Vinnie hugged me so hard my bones cracked, and I buried my face in the space between his neck and shoulder until the pounding water nearly suffocated me. I kissed him then, all salty and sobbing, as if he were a lifeboat on a stormy sea, and he kissed me back, hard and distracting.

He was so warm against my iced-over soul that I just wanted to get closer and closer to him. After the shower we crawled beneath the chilly bedcovers and he held me, pressing his body against mine, heavy and warm and curved, almost indistinguishable from my own; the only thing in the world that might possibly stop my pain.

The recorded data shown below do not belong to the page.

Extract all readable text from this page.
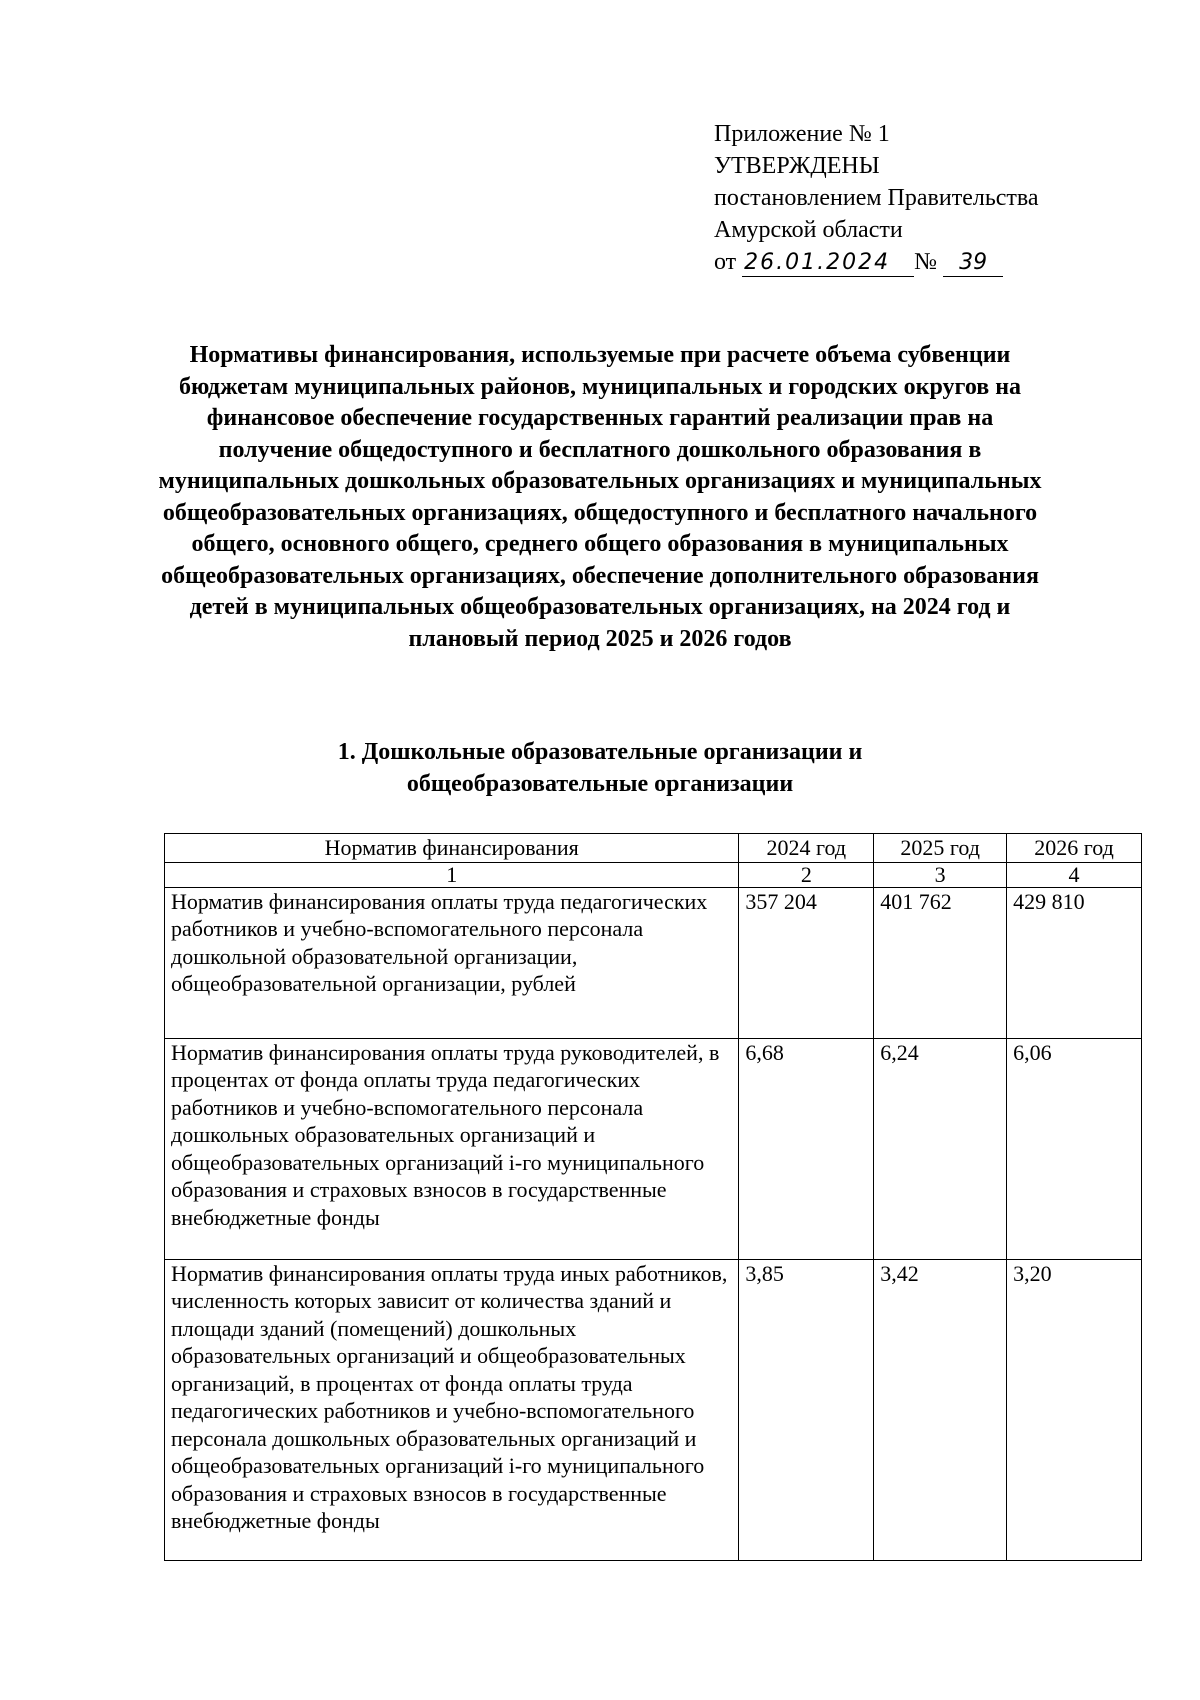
Приложение № 1
УТВЕРЖДЕНЫ
постановлением Правительства
Амурской области
от 26.01.2024 № 39
Нормативы финансирования, используемые при расчете объема субвенции бюджетам муниципальных районов, муниципальных и городских округов на финансовое обеспечение государственных гарантий реализации прав на получение общедоступного и бесплатного дошкольного образования в муниципальных дошкольных образовательных организациях и муниципальных общеобразовательных организациях, общедоступного и бесплатного начального общего, основного общего, среднего общего образования в муниципальных общеобразовательных организациях, обеспечение дополнительного образования детей в муниципальных общеобразовательных организациях, на 2024 год и плановый период 2025 и 2026 годов
1. Дошкольные образовательные организации и
общеобразовательные организации
Норматив финансирования	2024 год	2025 год	2026 год
1	2	3	4
Норматив финансирования оплаты труда педагогических работников и учебно-вспомогательного персонала дошкольной образовательной организации, общеобразовательной организации, рублей	357 204	401 762	429 810
Норматив финансирования оплаты труда руководителей, в процентах от фонда оплаты труда педагогических работников и учебно-вспомогательного персонала дошкольных образовательных организаций и общеобразовательных организаций i-го муниципального образования и страховых взносов в государственные внебюджетные фонды	6,68	6,24	6,06
Норматив финансирования оплаты труда иных работников, численность которых зависит от количества зданий и площади зданий (помещений) дошкольных образовательных организаций и общеобразовательных организаций, в процентах от фонда оплаты труда педагогических работников и учебно-вспомогательного персонала дошкольных образовательных организаций и общеобразовательных организаций i-го муниципального образования и страховых взносов в государственные внебюджетные фонды	3,85	3,42	3,20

We lay in silence, my grief occupying every ion of the air around us, rendering speech redundant. Vinnie was obviously not finding it easy to be naked in bed with me, but for once in his life, he had the sensitivity to realize that what I needed from him at that moment went much deeper than sex. To his credit, he didn’t even try to instigate it.

Eventually I fell into a dreamless black hole of sleep, as suddenly and violently as falling over a cliff. The last thing I remembered was the feel of my cheek on Vinnie’s chest, and my head lulled by the gentle rhythm of his breathing.

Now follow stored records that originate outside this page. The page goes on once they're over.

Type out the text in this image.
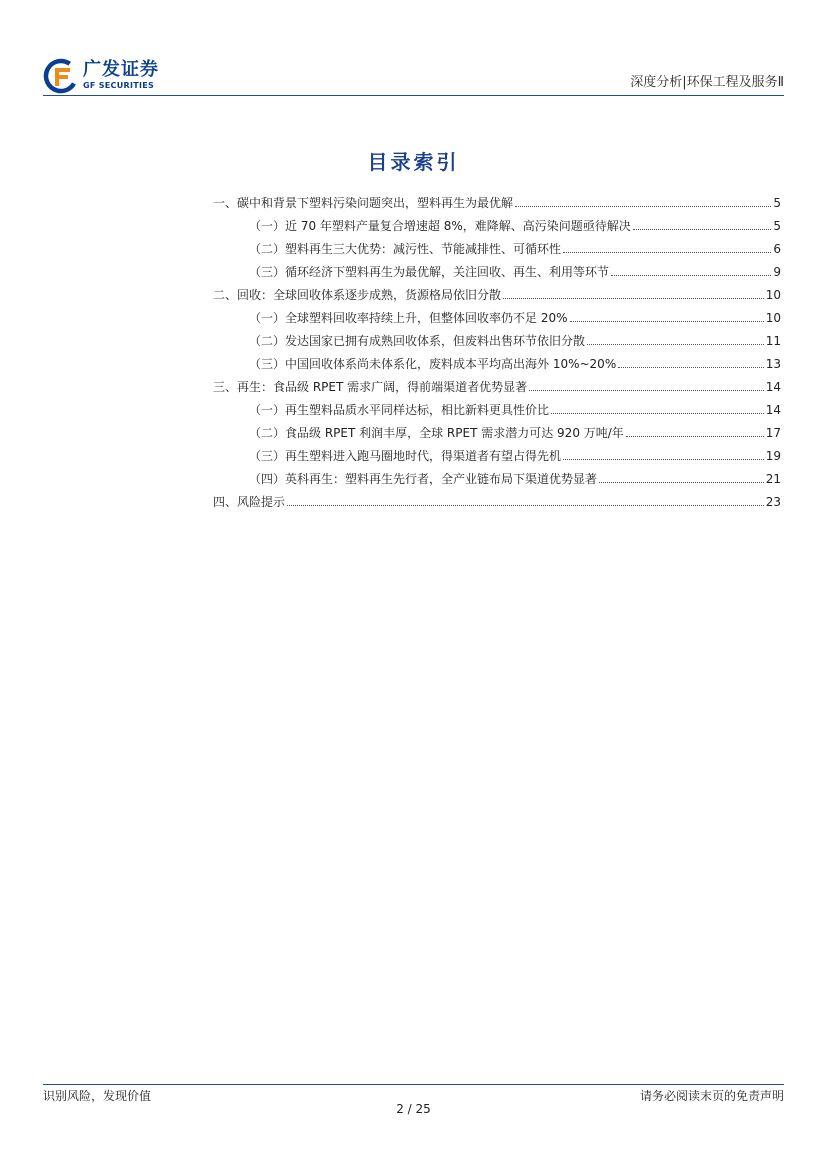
广发证券
GF SECURITIES	深度分析|环保工程及服务Ⅱ
目录索引
一、碳中和背景下塑料污染问题突出，塑料再生为最优解	5
（一）近 70 年塑料产量复合增速超 8%，难降解、高污染问题亟待解决	5
（二）塑料再生三大优势：减污性、节能减排性、可循环性	6
（三）循环经济下塑料再生为最优解，关注回收、再生、利用等环节	9
二、回收：全球回收体系逐步成熟，货源格局依旧分散	10
（一）全球塑料回收率持续上升，但整体回收率仍不足 20%	10
（二）发达国家已拥有成熟回收体系，但废料出售环节依旧分散	11
（三）中国回收体系尚未体系化，废料成本平均高出海外 10%~20%	13
三、再生：食品级 RPET 需求广阔，得前端渠道者优势显著	14
（一）再生塑料品质水平同样达标，相比新料更具性价比	14
（二）食品级 RPET 利润丰厚，全球 RPET 需求潜力可达 920 万吨/年	17
（三）再生塑料进入跑马圈地时代，得渠道者有望占得先机	19
（四）英科再生：塑料再生先行者，全产业链布局下渠道优势显著	21
四、风险提示	23
识别风险，发现价值	请务必阅读末页的免责声明
2 / 25
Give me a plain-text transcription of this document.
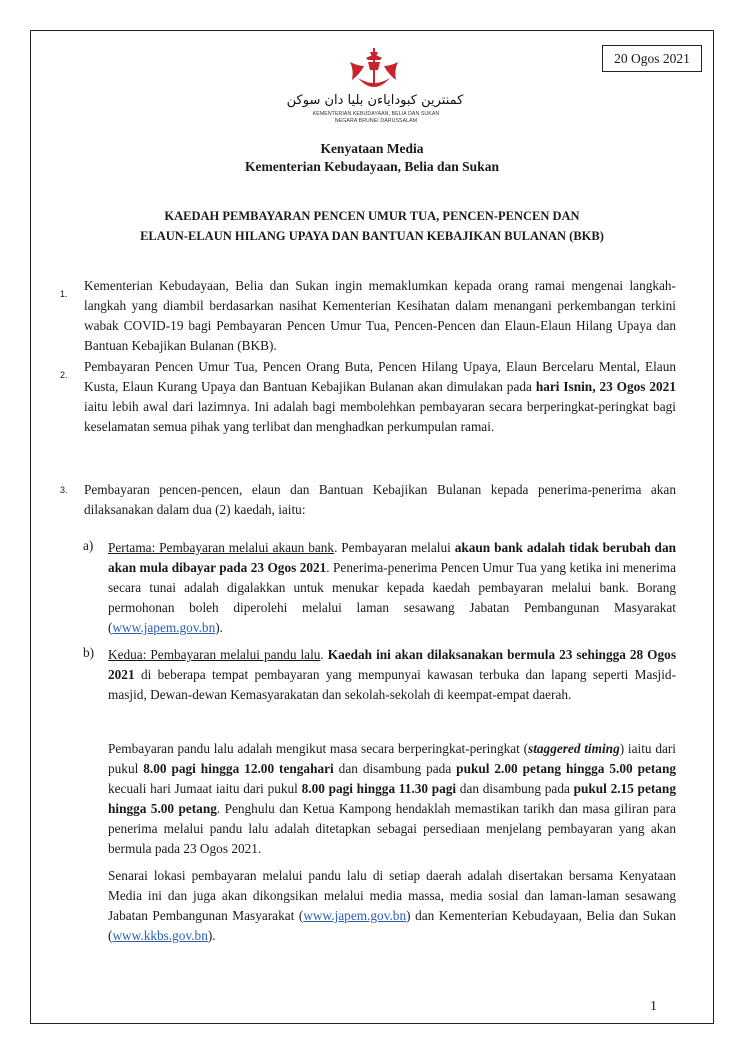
20 Ogos 2021
كمنترين كبوداياءن بليا دان سوكن
KEMENTERIAN KEBUDAYAAN, BELIA DAN SUKAN
NEGARA BRUNEI DARUSSALAM
Kenyataan Media
Kementerian Kebudayaan, Belia dan Sukan
KAEDAH PEMBAYARAN PENCEN UMUR TUA, PENCEN-PENCEN DAN
ELAUN-ELAUN HILANG UPAYA DAN BANTUAN KEBAJIKAN BULANAN (BKB)
1.
Kementerian Kebudayaan, Belia dan Sukan ingin memaklumkan kepada orang ramai mengenai langkah-langkah yang diambil berdasarkan nasihat Kementerian Kesihatan dalam menangani perkembangan terkini wabak COVID-19 bagi Pembayaran Pencen Umur Tua, Pencen-Pencen dan Elaun-Elaun Hilang Upaya dan Bantuan Kebajikan Bulanan (BKB).
2.
Pembayaran Pencen Umur Tua, Pencen Orang Buta, Pencen Hilang Upaya, Elaun Bercelaru Mental, Elaun Kusta, Elaun Kurang Upaya dan Bantuan Kebajikan Bulanan akan dimulakan pada hari Isnin, 23 Ogos 2021 iaitu lebih awal dari lazimnya. Ini adalah bagi membolehkan pembayaran secara berperingkat-peringkat bagi keselamatan semua pihak yang terlibat dan menghadkan perkumpulan ramai.
3. Pembayaran pencen-pencen, elaun dan Bantuan Kebajikan Bulanan kepada penerima-penerima akan dilaksanakan dalam dua (2) kaedah, iaitu:
a) Pertama: Pembayaran melalui akaun bank. Pembayaran melalui akaun bank adalah tidak berubah dan akan mula dibayar pada 23 Ogos 2021. Penerima-penerima Pencen Umur Tua yang ketika ini menerima secara tunai adalah digalakkan untuk menukar kepada kaedah pembayaran melalui bank. Borang permohonan boleh diperolehi melalui laman sesawang Jabatan Pembangunan Masyarakat (www.japem.gov.bn).
b) Kedua: Pembayaran melalui pandu lalu. Kaedah ini akan dilaksanakan bermula 23 sehingga 28 Ogos 2021 di beberapa tempat pembayaran yang mempunyai kawasan terbuka dan lapang seperti Masjid-masjid, Dewan-dewan Kemasyarakatan dan sekolah-sekolah di keempat-empat daerah.
Pembayaran pandu lalu adalah mengikut masa secara berperingkat-peringkat (staggered timing) iaitu dari pukul 8.00 pagi hingga 12.00 tengahari dan disambung pada pukul 2.00 petang hingga 5.00 petang kecuali hari Jumaat iaitu dari pukul 8.00 pagi hingga 11.30 pagi dan disambung pada pukul 2.15 petang hingga 5.00 petang. Penghulu dan Ketua Kampong hendaklah memastikan tarikh dan masa giliran para penerima melalui pandu lalu adalah ditetapkan sebagai persediaan menjelang pembayaran yang akan bermula pada 23 Ogos 2021.
Senarai lokasi pembayaran melalui pandu lalu di setiap daerah adalah disertakan bersama Kenyataan Media ini dan juga akan dikongsikan melalui media massa, media sosial dan laman-laman sesawang Jabatan Pembangunan Masyarakat (www.japem.gov.bn) dan Kementerian Kebudayaan, Belia dan Sukan (www.kkbs.gov.bn).
1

I was woken some time later by the sound of a match sparking as Vinnie lit a cigarette. He was sitting up in bed, drinking a beer from the minibar and watching television. It was dark outside, but he hadn’t drawn the curtains.

“Hello, gorgeous,” he said, kissing my nose. “I’ve got to make a move soon, you know. Things to do.”

I sat up groggily. “Really? I thought you were going to stay.”

“Sorry, baby, I can’t. I’ve got this big project to finish. I just wanted to make sure you were okay.”

“Thanks again, Vin, I really appreciate it. How did you get here, anyway?”

“Borrowed a mate’s car. That’s another reason I have to get back. He’ll be wondering where I’ve got to. I didn’t actually tell him I was coming this far.”

He put out his cigarette by dropping it in the dregs of his beer, and then got out of bed, picking up and putting on the clothes he’d discarded earlier. I felt bereft that he was going but didn’t have the energy to stop him—my deep sleep had left me with a woozy kind of hangover, as though I’d taken a sleeping pill. Once dressed, he came and lay back down on the bed next to me, stroking my breast thoughtfully.

“Oh, by the way, Helena,” he said, matter-of-factly. “The machine swallowed my card, and I’m completely strapped for cash. You couldn’t do me a huge favor and lend me a few quid, could you? Say, two hundred?”

I stared at him open-mouthed. I felt that nothing else had the power to hurt me, not while Sam was fighting for her life—but it didn’t stop me from feeling angry.

“So that’s why you came up here?”

Vinnie looked hurt. Predictably. “No way. You’re my baby. You keep kicking me out, but I’m always there for you when you need me. I was just hoping you could do the same for me, that’s all.”

“Me and my checkbook, you mean.”

“Is that okay? I mean, I know this is a really bad time for you, and I wouldn’t ask unless I was really stuck, honest.… I’m sorry, H.”

I wearily hauled myself out of bed and extracted said checkbook from the depths of my handbag. Two hundred pounds was nothing to me; Vinnie was nothing to me. Sam was all that mattered.

“No, it’s not okay, Vinnie.” But I gave him the check anyway.